On her latest album I Want The Door To Open, Lillie West, the songwriter behind Lala Lala, tackles the challenging task of articulating what it feels like to lose a sense of one’s real self, particularly familiar to the many of us who spend time creating a variety of alternate selves on the internet. 

While the album’s first single, “DIVER,” a straightforwardly structured verse/chorus/verse/chorus pop song, sounds like a natural next step from Lala Lala’s previous guitar-heavy album The Lamb, the second single, “Color of the Pool,” marks a distinct departure. It’s rooted in a fast, beeping synthesizer line that sounds slightly off-beat with the melody. Clocking in at only 2:22 minutes, “Color of the Pool” is filled with sonic surprises, ending with a startling saxophone solo. The line “I’m feeling multiplied, feeling far away from what I need,” sets up a theme consistent throughout the rest of the album: the sense of having an abundance of other selves, none of which feel quite like the real one.

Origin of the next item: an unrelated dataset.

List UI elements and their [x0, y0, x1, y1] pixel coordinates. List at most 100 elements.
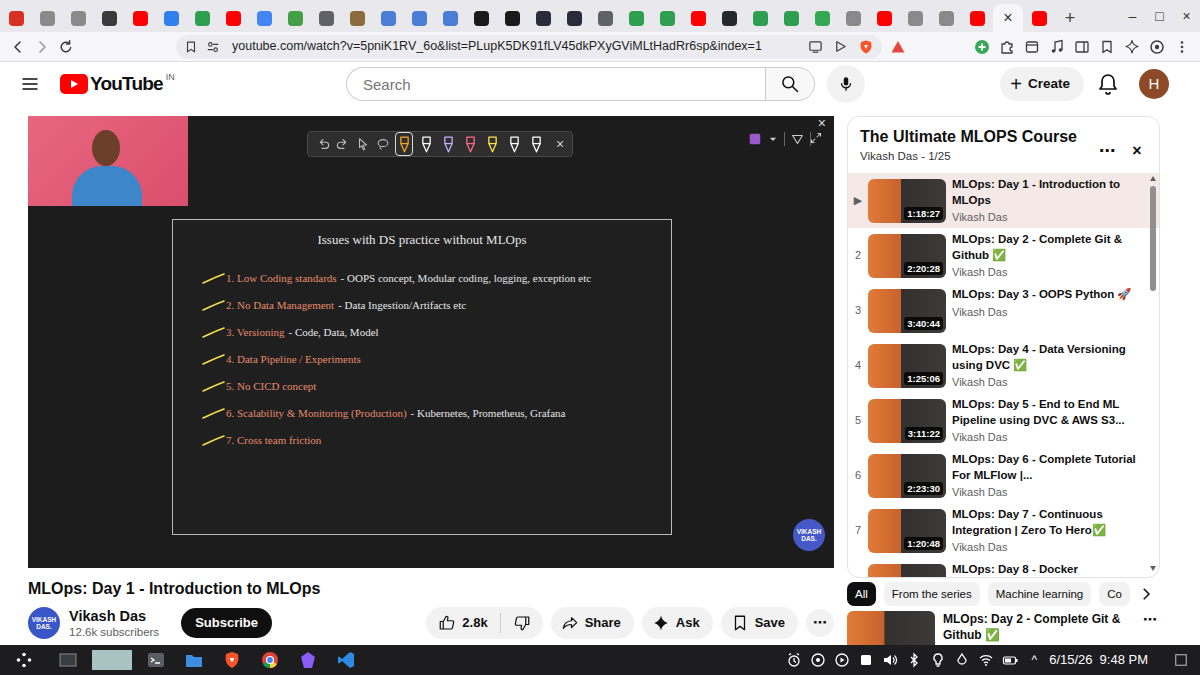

Many of the songs on the album grapple with this idea to a certain extent, using an impressive array of structures and styles to do so. In the first verse of “Prove It,” West sings, “Living like you’re on the screen/I’m looking for the real, real thing,” backed by only a guitar line in an unusually sparse moment for the album. In the following synth-drenched “Castle Life,” she continues to yearn for the real, singing, “I wish that I could see/What’s right in front of me/Which reality/Is actuality.” 

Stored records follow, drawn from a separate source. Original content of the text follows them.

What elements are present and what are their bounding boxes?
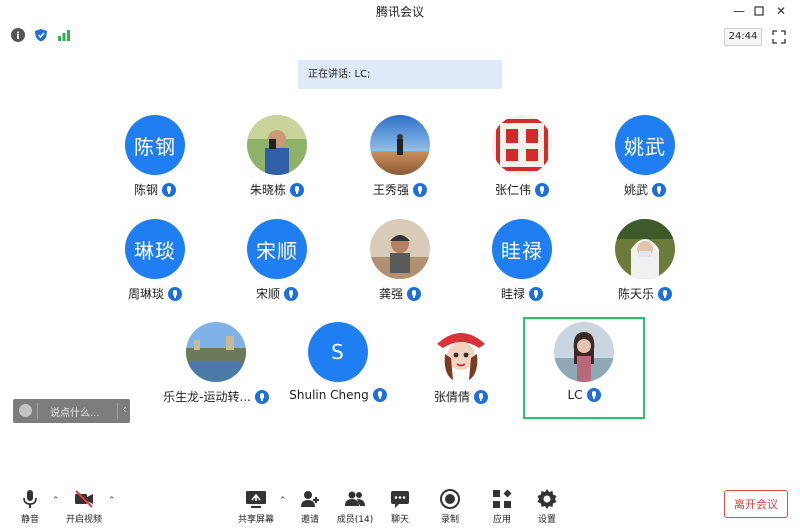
- participant-name: 宋顺: [255, 287, 280, 301]
- maximize-icon[interactable]: [748, 0, 770, 22]
- participant-name: 周琳琰: [127, 287, 164, 301]
- participant-tile[interactable]: 眭禄 眭禄: [462, 219, 582, 319]
- title-bar: 腾讯会议 — ✕: [0, 0, 800, 22]
- avatar: 宋顺: [247, 219, 307, 279]
- participant-tile[interactable]: LC: [524, 322, 644, 422]
- participant-name: 姚武: [623, 183, 648, 197]
- participant-name: 眭禄: [500, 287, 525, 301]
- avatar: 陈钢: [125, 115, 185, 175]
- record-button[interactable]: 录制: [428, 488, 472, 528]
- participant-tile[interactable]: 陈钢 陈钢: [95, 115, 215, 215]
- divider: [117, 403, 118, 419]
- mic-icon: [474, 389, 488, 404]
- participant-tile[interactable]: 张倩倩: [401, 322, 521, 422]
- avatar: [431, 322, 491, 382]
- meeting-window: 腾讯会议 — ✕ i 24:44 正在讲话: LC; 陈钢 陈钢 朱晓栋 王秀强…: [0, 0, 800, 528]
- svg-text:i: i: [16, 31, 19, 42]
- participant-name: Shulin Cheng: [289, 388, 369, 402]
- invite-button[interactable]: 邀请: [288, 488, 332, 528]
- mic-icon: [254, 389, 269, 404]
- share-options-chevron-icon[interactable]: ⌃: [279, 496, 287, 506]
- invite-user-icon: [299, 488, 321, 510]
- avatar: [186, 322, 246, 382]
- participant-tile[interactable]: 姚武 姚武: [585, 115, 705, 215]
- participant-tile[interactable]: 龚强: [340, 219, 460, 319]
- avatar: [370, 219, 430, 279]
- participant-tile[interactable]: 张仁伟: [462, 115, 582, 215]
- window-title: 腾讯会议: [375, 5, 424, 19]
- camera-off-icon: [73, 488, 95, 510]
- start-video-button[interactable]: 开启视频: [62, 488, 106, 528]
- participant-tile[interactable]: 陈天乐: [585, 219, 705, 319]
- avatar: S: [308, 322, 368, 382]
- status-bar: i 24:44: [0, 24, 800, 46]
- avatar: [370, 115, 430, 175]
- record-icon: [439, 488, 461, 510]
- avatar: [615, 219, 675, 279]
- close-icon[interactable]: ✕: [770, 0, 792, 22]
- mic-icon: [407, 286, 421, 301]
- minimize-icon[interactable]: —: [728, 0, 750, 22]
- avatar: 姚武: [615, 115, 675, 175]
- members-icon: [344, 488, 366, 510]
- mute-button[interactable]: 静音: [8, 488, 52, 528]
- mic-icon: [586, 388, 601, 402]
- participant-tile[interactable]: 乐生龙-运动转...: [156, 322, 276, 422]
- divider: [37, 403, 38, 419]
- settings-button[interactable]: 设置: [525, 488, 569, 528]
- speaking-indicator: 正在讲话: LC;: [298, 60, 502, 89]
- participant-name: 王秀强: [372, 183, 409, 197]
- participant-tile[interactable]: 王秀强: [340, 115, 460, 215]
- avatar: 眭禄: [492, 219, 552, 279]
- share-screen-icon: [245, 488, 267, 510]
- apps-icon: [491, 488, 513, 510]
- participant-tile[interactable]: 宋顺 宋顺: [217, 219, 337, 319]
- participant-name: 陈钢: [133, 183, 158, 197]
- mic-icon: [372, 388, 387, 402]
- chat-placeholder: 说点什么...: [50, 408, 100, 419]
- info-icon[interactable]: i: [11, 28, 25, 42]
- chat-bubble-icon: [389, 488, 411, 510]
- avatar: [554, 322, 614, 382]
- mic-icon: [529, 286, 543, 301]
- mic-icon: [652, 182, 666, 197]
- fullscreen-icon[interactable]: [772, 29, 786, 44]
- mic-icon: [658, 286, 672, 301]
- meeting-timer: 24:44: [724, 28, 762, 46]
- mic-icon: [535, 182, 549, 197]
- chat-input[interactable]: 说点什么... ‹: [13, 399, 130, 423]
- participant-name: 龚强: [378, 287, 403, 301]
- emoji-icon[interactable]: [19, 404, 32, 417]
- avatar: [247, 115, 307, 175]
- participant-name: 乐生龙-运动转...: [163, 390, 251, 404]
- participant-name: 张仁伟: [494, 183, 531, 197]
- avatar: 琳琰: [125, 219, 185, 279]
- chat-button[interactable]: 聊天: [378, 488, 422, 528]
- mic-icon: [290, 182, 304, 197]
- mic-options-chevron-icon[interactable]: ⌃: [52, 496, 60, 506]
- collapse-chevron-icon[interactable]: ‹: [122, 402, 127, 416]
- video-options-chevron-icon[interactable]: ⌃: [108, 496, 116, 506]
- mic-icon: [413, 182, 427, 197]
- signal-icon[interactable]: [57, 28, 71, 42]
- participant-name: 陈天乐: [617, 287, 654, 301]
- participant-tile[interactable]: S Shulin Cheng: [278, 322, 398, 422]
- participant-name: LC: [567, 388, 583, 402]
- mic-icon: [168, 286, 182, 301]
- avatar: [492, 115, 552, 175]
- microphone-icon: [19, 488, 41, 510]
- members-button[interactable]: 成员(14): [333, 488, 377, 528]
- leave-meeting-button[interactable]: 离开会议: [724, 490, 788, 518]
- participant-name: 张倩倩: [433, 390, 470, 404]
- apps-button[interactable]: 应用: [480, 488, 524, 528]
- share-screen-button[interactable]: 共享屏幕: [234, 488, 278, 528]
- participant-tile[interactable]: 琳琰 周琳琰: [95, 219, 215, 319]
- mic-icon: [162, 182, 176, 197]
- mic-icon: [284, 286, 298, 301]
- shield-icon[interactable]: [34, 28, 48, 42]
- participant-name: 朱晓栋: [249, 183, 286, 197]
- gear-icon: [536, 488, 558, 510]
- bottom-toolbar: 静音 ⌃ 开启视频 ⌃ 共享屏幕 ⌃ 邀请 成员(14) 聊天 录制 应用 设置: [0, 482, 800, 528]
- participant-tile[interactable]: 朱晓栋: [217, 115, 337, 215]
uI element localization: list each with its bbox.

While I Want The Door To Open is largely an examination of the loss of self in a fantasy world, it’s making was very much rooted in the collaborative, real world. Co-produced by Yoni Wolf of WHY?, the album features a variety of other artists including Ohmme, Kara Jackson, Benjamin Gibbard, and Sen Morimoto, who are real life friends of West’s. Their distinctive contributions provide a warm contrast to the record’s themes of disconnectedness. 

It’s not until the final song on the album, “Utopia Planet,” that Lala Lala arrives in a world that is real and whole. In Lala Lala’s utopia, “Everything is here, here/In real time no mirror, no mirror.” I Want The Door To Open compellingly and effectively examines the feelings of losing a sense of self in a fantasy world, but ultimately doesn’t submit to them.